5 Cool Things You Can Do with GREP Styles
I love GREP Styles in CS4. I’ve said it before: It’s probably my favorite new feature, and although it’s small, I think it makes the upgrade very worthwhile. But what are they, how do you make them, and what can you do with them?
A GREP Style is a way to apply a character style to some text inside a paragraph, based on a GREP pattern. GREP, as we’ve discussed, is a way to describe a text pattern using codes. For example, you can write “all the words that start with a and end with e” with the code \<a\S+?e\>
You can use GREP in the Find/Change dialog box, but only manually — that is, you have to actually do a search and replace each time you want to apply the formatting. GREP Styles don’t change text at all; they only apply formatting. But there are many things you can do with just that.
To apply a GREP Style to a pararaph, you probably want to edit your paragraph style definition. (You can apply a GREP Style to a single paragraph as local formatting by placing the cursor in the paragraph and choosing GREP Styles from the Control panel menu. But I find that in general it’s just more useful using GREP Styles inside a paragraph style.)
To make a new GREP style, click the New GREP Style button:
To apply a character style, click once on Apply Style and it turns into a character style. Then you can choose a style you’ve already made or choose New Character Style if you haven’t made one yet. (That’s another little feature I love in CS4.)
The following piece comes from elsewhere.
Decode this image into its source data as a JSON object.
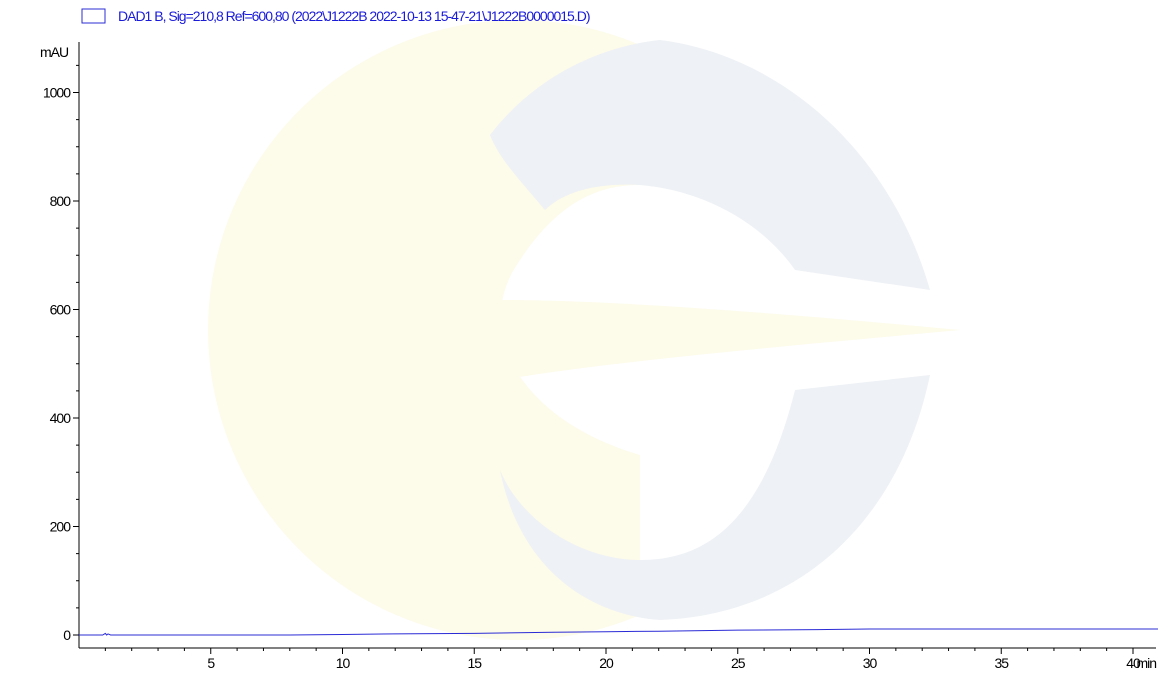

Type the GREP code in the To Text field. For example, the default GREP code \d+ means “one or more digits in a row.”
I encourage you to turn on the Preview checkbox to see how (or if) it works before clicking OK.
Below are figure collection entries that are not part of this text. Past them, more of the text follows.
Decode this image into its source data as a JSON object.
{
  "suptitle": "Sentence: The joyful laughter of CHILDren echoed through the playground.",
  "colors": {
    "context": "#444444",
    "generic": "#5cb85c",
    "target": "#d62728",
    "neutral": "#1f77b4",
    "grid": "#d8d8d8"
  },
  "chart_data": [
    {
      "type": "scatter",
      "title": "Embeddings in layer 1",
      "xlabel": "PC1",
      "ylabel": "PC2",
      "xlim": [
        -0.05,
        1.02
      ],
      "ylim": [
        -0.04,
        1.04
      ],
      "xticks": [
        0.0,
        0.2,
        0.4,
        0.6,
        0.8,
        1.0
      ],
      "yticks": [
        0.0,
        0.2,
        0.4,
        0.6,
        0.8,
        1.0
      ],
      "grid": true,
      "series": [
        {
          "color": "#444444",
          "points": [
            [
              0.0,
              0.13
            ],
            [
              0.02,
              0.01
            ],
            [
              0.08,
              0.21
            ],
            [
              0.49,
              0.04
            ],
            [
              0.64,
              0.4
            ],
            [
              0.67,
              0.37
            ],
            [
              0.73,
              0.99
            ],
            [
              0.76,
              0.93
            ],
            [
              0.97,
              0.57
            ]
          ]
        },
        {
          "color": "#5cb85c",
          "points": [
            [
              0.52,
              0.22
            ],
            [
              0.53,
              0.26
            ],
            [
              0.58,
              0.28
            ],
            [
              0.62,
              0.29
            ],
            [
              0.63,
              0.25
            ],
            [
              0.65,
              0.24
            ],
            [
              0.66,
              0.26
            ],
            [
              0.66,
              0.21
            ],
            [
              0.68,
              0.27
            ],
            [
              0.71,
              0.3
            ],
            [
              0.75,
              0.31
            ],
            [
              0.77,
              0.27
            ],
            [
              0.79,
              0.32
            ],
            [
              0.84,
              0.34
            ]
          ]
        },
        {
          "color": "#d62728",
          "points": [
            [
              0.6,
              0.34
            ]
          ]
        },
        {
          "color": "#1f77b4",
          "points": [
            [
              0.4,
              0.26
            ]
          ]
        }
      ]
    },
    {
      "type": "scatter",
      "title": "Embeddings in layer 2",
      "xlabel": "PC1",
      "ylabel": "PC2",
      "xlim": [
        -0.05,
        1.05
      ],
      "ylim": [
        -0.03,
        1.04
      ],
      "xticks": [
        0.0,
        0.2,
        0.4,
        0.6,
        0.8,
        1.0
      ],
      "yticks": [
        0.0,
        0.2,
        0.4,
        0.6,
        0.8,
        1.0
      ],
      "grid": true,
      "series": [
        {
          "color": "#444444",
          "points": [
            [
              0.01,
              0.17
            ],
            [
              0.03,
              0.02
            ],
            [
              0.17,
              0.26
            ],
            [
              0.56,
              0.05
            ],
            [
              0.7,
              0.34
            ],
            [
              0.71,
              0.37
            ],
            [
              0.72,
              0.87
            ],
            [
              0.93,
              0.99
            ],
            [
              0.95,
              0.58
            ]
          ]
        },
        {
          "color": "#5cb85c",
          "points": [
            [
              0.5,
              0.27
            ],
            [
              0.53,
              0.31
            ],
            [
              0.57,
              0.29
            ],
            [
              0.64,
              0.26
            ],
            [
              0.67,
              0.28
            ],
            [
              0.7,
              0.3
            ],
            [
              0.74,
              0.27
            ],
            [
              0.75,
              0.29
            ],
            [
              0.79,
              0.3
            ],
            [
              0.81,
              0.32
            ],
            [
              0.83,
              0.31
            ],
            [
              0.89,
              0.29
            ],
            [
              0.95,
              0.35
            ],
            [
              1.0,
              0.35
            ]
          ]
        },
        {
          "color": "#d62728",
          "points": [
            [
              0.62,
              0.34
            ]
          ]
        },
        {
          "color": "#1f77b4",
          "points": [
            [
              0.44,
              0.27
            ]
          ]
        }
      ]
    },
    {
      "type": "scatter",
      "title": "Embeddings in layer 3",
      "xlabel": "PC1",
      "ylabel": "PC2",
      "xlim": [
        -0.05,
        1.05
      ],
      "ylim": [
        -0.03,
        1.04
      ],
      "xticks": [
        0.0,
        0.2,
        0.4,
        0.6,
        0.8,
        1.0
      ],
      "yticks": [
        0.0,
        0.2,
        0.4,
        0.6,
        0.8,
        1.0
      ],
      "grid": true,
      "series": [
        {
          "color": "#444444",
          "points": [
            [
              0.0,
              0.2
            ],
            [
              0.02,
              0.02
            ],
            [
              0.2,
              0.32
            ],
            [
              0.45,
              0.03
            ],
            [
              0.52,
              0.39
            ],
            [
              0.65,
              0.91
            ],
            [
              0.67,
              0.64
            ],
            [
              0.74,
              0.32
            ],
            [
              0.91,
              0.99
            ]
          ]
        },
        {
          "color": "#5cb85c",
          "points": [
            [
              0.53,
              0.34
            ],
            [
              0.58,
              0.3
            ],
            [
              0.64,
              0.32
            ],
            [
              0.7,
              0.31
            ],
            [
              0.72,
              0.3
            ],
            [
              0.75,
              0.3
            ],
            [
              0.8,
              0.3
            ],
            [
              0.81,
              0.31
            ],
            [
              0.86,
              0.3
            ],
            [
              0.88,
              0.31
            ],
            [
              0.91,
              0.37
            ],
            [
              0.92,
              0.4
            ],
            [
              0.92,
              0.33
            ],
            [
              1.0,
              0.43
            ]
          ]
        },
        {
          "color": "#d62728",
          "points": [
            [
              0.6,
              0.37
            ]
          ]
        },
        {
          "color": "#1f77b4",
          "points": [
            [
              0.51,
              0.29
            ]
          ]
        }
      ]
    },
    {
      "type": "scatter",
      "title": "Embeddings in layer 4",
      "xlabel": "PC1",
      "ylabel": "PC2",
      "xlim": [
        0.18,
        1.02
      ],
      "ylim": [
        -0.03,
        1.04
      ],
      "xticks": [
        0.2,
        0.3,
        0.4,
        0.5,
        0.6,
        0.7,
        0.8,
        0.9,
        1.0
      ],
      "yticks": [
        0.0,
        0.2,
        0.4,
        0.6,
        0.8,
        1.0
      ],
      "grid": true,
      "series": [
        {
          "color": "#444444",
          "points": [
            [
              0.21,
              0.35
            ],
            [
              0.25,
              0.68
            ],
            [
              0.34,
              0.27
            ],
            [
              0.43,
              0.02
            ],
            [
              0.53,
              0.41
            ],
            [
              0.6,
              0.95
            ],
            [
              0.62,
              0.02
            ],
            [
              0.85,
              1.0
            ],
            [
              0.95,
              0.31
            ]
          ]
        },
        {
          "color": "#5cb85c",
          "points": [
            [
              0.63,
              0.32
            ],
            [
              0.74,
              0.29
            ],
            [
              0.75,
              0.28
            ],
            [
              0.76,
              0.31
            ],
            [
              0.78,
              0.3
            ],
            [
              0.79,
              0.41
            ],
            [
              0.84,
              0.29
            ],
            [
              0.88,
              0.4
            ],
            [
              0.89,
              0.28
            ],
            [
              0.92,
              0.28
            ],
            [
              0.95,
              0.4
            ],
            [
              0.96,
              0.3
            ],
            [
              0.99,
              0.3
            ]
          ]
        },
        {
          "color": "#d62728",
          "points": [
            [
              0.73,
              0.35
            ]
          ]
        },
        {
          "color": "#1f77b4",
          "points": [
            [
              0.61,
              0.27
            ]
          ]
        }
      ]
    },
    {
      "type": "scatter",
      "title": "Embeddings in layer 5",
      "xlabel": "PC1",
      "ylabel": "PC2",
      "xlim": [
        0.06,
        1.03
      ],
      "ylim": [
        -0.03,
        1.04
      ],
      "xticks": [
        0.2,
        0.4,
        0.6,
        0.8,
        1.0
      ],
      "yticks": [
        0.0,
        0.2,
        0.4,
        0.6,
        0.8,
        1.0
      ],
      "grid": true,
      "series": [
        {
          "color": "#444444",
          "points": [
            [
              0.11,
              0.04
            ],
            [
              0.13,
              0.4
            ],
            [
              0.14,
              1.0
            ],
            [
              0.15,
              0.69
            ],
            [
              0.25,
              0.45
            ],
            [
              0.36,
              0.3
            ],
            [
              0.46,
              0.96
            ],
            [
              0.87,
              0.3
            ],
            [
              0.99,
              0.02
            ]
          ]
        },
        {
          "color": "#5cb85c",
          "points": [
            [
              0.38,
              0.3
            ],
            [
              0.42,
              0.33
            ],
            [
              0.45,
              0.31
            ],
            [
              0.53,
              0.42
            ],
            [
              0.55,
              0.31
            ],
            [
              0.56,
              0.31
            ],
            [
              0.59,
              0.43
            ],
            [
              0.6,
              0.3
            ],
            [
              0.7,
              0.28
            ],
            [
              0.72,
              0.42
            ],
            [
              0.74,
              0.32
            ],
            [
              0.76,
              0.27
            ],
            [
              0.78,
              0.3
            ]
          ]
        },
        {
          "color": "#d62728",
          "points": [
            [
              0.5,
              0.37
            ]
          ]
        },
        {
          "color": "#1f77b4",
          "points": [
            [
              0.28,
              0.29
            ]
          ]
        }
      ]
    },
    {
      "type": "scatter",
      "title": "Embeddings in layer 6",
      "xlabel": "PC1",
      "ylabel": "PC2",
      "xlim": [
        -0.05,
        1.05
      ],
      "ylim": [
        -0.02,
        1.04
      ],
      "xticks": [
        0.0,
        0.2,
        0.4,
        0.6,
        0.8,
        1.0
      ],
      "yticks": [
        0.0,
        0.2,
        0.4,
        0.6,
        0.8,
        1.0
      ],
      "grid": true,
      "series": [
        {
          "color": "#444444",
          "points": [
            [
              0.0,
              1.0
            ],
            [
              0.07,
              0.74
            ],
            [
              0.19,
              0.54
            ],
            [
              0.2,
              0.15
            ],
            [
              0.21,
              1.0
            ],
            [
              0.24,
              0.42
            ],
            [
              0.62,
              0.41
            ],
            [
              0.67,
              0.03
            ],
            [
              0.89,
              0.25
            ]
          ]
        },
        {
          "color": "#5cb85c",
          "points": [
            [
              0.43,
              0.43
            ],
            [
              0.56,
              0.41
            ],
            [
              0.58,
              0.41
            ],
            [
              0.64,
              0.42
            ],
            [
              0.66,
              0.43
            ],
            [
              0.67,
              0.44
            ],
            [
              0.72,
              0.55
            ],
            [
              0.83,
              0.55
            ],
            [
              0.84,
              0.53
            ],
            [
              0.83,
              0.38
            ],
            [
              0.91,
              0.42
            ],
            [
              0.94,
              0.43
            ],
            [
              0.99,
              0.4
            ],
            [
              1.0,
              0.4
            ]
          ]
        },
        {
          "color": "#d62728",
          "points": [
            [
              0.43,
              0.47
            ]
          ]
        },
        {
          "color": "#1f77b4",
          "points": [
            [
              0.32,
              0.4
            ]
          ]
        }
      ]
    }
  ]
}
Five Cool Things You Can Do with GREP Styles
Okay, enough with the “how.” Now what about “what”? Bob Levine already posted about one way to use them here. Here are 5 more ways I like using GREP Styles. Please feel free to comment below with other ways you’re using this cool feature.
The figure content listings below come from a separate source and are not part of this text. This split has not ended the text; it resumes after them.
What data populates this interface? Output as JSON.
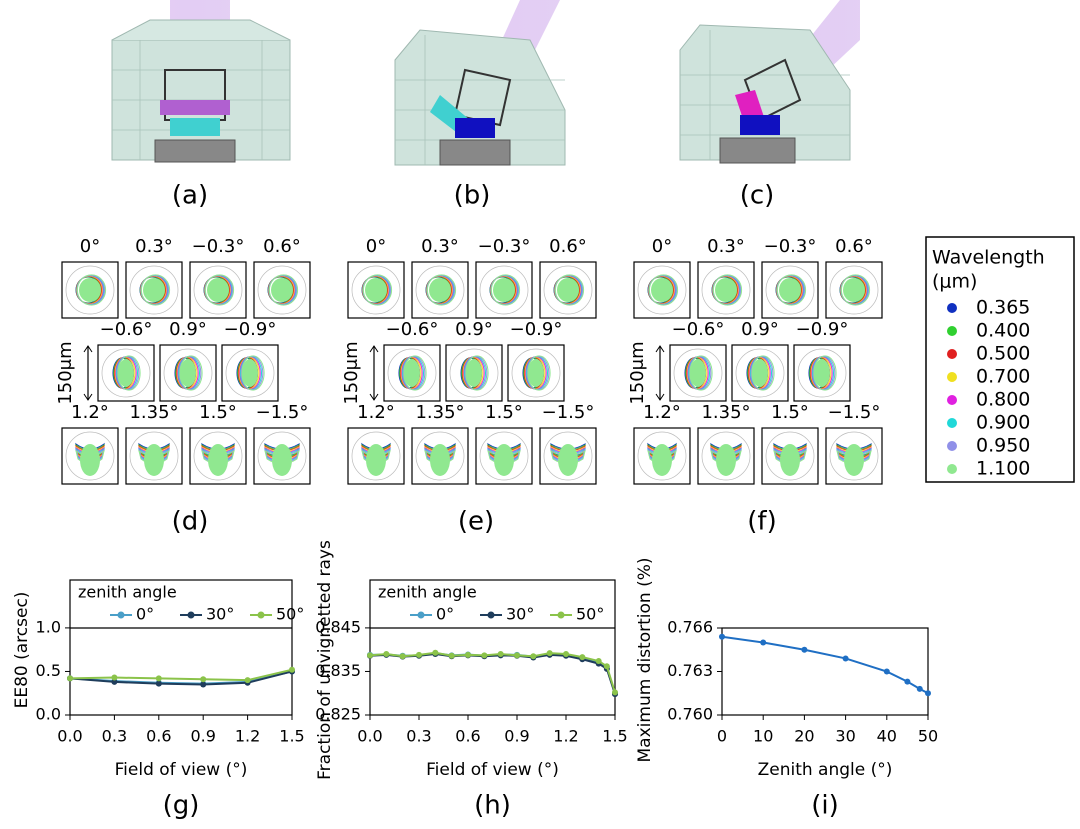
{
  "panels": [
    {
      "label": "(a)"
    },
    {
      "label": "(b)"
    },
    {
      "label": "(c)"
    }
  ],
  "spot_diagrams": [
    {
      "label": "(d)",
      "fields": [
        [
          "0°",
          "0.3°",
          "−0.3°",
          "0.6°"
        ],
        [
          "−0.6°",
          "0.9°",
          "−0.9°"
        ],
        [
          "1.2°",
          "1.35°",
          "1.5°",
          "−1.5°"
        ]
      ]
    },
    {
      "label": "(e)",
      "fields": [
        [
          "0°",
          "0.3°",
          "−0.3°",
          "0.6°"
        ],
        [
          "−0.6°",
          "0.9°",
          "−0.9°"
        ],
        [
          "1.2°",
          "1.35°",
          "1.5°",
          "−1.5°"
        ]
      ]
    },
    {
      "label": "(f)",
      "fields": [
        [
          "0°",
          "0.3°",
          "−0.3°",
          "0.6°"
        ],
        [
          "−0.6°",
          "0.9°",
          "−0.9°"
        ],
        [
          "1.2°",
          "1.35°",
          "1.5°",
          "−1.5°"
        ]
      ]
    }
  ],
  "scale_label": "150μm",
  "wavelength_legend": {
    "title": [
      "Wavelength",
      "(μm)"
    ],
    "entries": [
      {
        "name": "0.365",
        "color": "#1030c0"
      },
      {
        "name": "0.400",
        "color": "#30d030"
      },
      {
        "name": "0.500",
        "color": "#e02020"
      },
      {
        "name": "0.700",
        "color": "#f0e020"
      },
      {
        "name": "0.800",
        "color": "#e020e0"
      },
      {
        "name": "0.900",
        "color": "#20d8d8"
      },
      {
        "name": "0.950",
        "color": "#9090e8"
      },
      {
        "name": "1.100",
        "color": "#90e890"
      }
    ]
  },
  "chart_data": [
    {
      "type": "line",
      "label": "(g)",
      "x_label": "Field of view (°)",
      "y_label": "EE80 (arcsec)",
      "legend": true,
      "legend_title": "zenith angle",
      "x": [
        0,
        0.3,
        0.6,
        0.9,
        1.2,
        1.5
      ],
      "series": [
        {
          "name": "0°",
          "color": "#4a9fc8",
          "values": [
            0.42,
            0.39,
            0.37,
            0.36,
            0.38,
            0.5
          ]
        },
        {
          "name": "30°",
          "color": "#1f3d5c",
          "values": [
            0.42,
            0.38,
            0.36,
            0.35,
            0.37,
            0.5
          ]
        },
        {
          "name": "50°",
          "color": "#8bc34a",
          "values": [
            0.42,
            0.43,
            0.42,
            0.41,
            0.4,
            0.52
          ]
        }
      ],
      "xlim": [
        0,
        1.5
      ],
      "ylim": [
        0,
        1.55
      ],
      "xticks": [
        {
          "value": 0,
          "label": "0.0"
        },
        0.3,
        0.6,
        0.9,
        1.2,
        1.5
      ],
      "yticks": [
        {
          "value": 0,
          "label": "0.0"
        },
        0.5,
        {
          "value": 1,
          "label": "1.0"
        }
      ]
    },
    {
      "type": "line",
      "label": "(h)",
      "x_label": "Field of view (°)",
      "y_label": "Fraction of unvignetted rays",
      "legend": true,
      "legend_title": "zenith angle",
      "x": [
        0,
        0.1,
        0.2,
        0.3,
        0.4,
        0.5,
        0.6,
        0.7,
        0.8,
        0.9,
        1.0,
        1.1,
        1.2,
        1.3,
        1.4,
        1.45,
        1.5
      ],
      "series": [
        {
          "name": "0°",
          "color": "#4a9fc8",
          "values": [
            0.8388,
            0.8389,
            0.8386,
            0.8387,
            0.8392,
            0.8387,
            0.8389,
            0.8386,
            0.8389,
            0.8388,
            0.8384,
            0.839,
            0.8389,
            0.8381,
            0.8372,
            0.836,
            0.83
          ]
        },
        {
          "name": "30°",
          "color": "#1f3d5c",
          "values": [
            0.8386,
            0.8388,
            0.8384,
            0.8386,
            0.839,
            0.8385,
            0.8387,
            0.8385,
            0.8387,
            0.8386,
            0.8382,
            0.8388,
            0.8386,
            0.8378,
            0.8368,
            0.8356,
            0.8298
          ]
        },
        {
          "name": "50°",
          "color": "#8bc34a",
          "values": [
            0.8387,
            0.839,
            0.8385,
            0.8388,
            0.8393,
            0.8386,
            0.8388,
            0.8387,
            0.839,
            0.8387,
            0.8385,
            0.8392,
            0.839,
            0.8383,
            0.8374,
            0.8362,
            0.8302
          ]
        }
      ],
      "xlim": [
        0,
        1.5
      ],
      "ylim": [
        0.825,
        0.856
      ],
      "xticks": [
        {
          "value": 0,
          "label": "0.0"
        },
        0.3,
        0.6,
        0.9,
        1.2,
        1.5
      ],
      "yticks": [
        0.825,
        0.835,
        0.845
      ]
    },
    {
      "type": "line",
      "label": "(i)",
      "x_label": "Zenith angle (°)",
      "y_label": "Maximum distortion (%)",
      "x": [
        0,
        10,
        20,
        30,
        40,
        45,
        48,
        50
      ],
      "series": [
        {
          "color": "#1f6fc4",
          "values": [
            0.7654,
            0.765,
            0.7645,
            0.7639,
            0.763,
            0.7623,
            0.7618,
            0.7615
          ]
        }
      ],
      "xlim": [
        0,
        50
      ],
      "ylim": [
        0.76,
        0.766
      ],
      "xticks": [
        0,
        10,
        20,
        30,
        40,
        50
      ],
      "yticks": [
        {
          "value": 0.76,
          "label": "0.760"
        },
        0.763,
        0.766
      ]
    }
  ]
}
1. Oldstyle Numerals. Apply a character style that applies the OpenType Oldstyle Proportional figure style to all digits in a paragraph.
2. No Break words and phrases. I’m tired of setting individual words to “No Break” or changing dictionaries to instruct InDesign not to break words. If I don’t want to break “InDesign” on to two lines, I’ll just apply a no-break character style to the GREP code “InDesign” (that’s pretty simple grep, eh? Just type the word!)
3. Change Width of Em Dash. In some fonts, the em dash is just too wide for my tastes. No problem. Make a character style with a 75% (or whatever) horizontal scale. Then apply it to the em dash character. Don’t know how to type an em dash code? No problem. Just click the icon to the right of the To Text field. That shows you all kinds of cool codes for things.
4. Make OpenType Fractions. Jamie McKeee reviewed and explained the excellent Fraction script in the recent issue of InDesign Magazine. I added a little sidebar to that review before it went “to press” that explained that if you are using OpenType fonts that include the Fraction style, you can apply them with a GREP Style. Apply a “Fractions” formatting character style to the code \d+/\d+ (which means “one or more digits, followed by a slash, followed by one or more digits.”) It won’t work if you have commas or decimals in the fractions, but it’s a good start! (Of course, you could make a GREP code to handle those situations, too…)
5. Make Characters Disappear. My colleague and co-author Olav Kvern just wrote me, saying, “You really don’t need to find/change typical typewriter text entry errors (double spaces after periods, etc.) anymore–just make a grep style that does it and make it part of your base paragraph style(s).” Wow. Good point! But how to make a character disappear when you can only apply formatting? Make a character style that applies the fill color of None, a tiny point size, and a horizontal scale of 1%. Boom, it’s “gone.”
Dang, I can’t stop at five. Here’s one more you might find useful:
6. Replace text with icons. What if you want some text to convert into a special character? For example, everywhere you type some normal text, you want it to change into a special icon in a particular font. Here’s the before and after:
I found the ornament/symbol/glyph I wanted could be typed with the number “4″ in Bodoni Ornaments. So then I made up a little easy-to-remember code that would never show up in normal text: “4z”. I then added two grep styles. The first one was 4(?=z) which means “look for the character 4 but only when it has the letter z immediately after it.” I applied my bodoni ornaments character style to that. The second grep style was (?<=4)z which is “find the letter z, but only when it has the number 4 before it.” To that, I applied my disappear character style.
What do you think? Can you think of other cool uses for this excellent feature?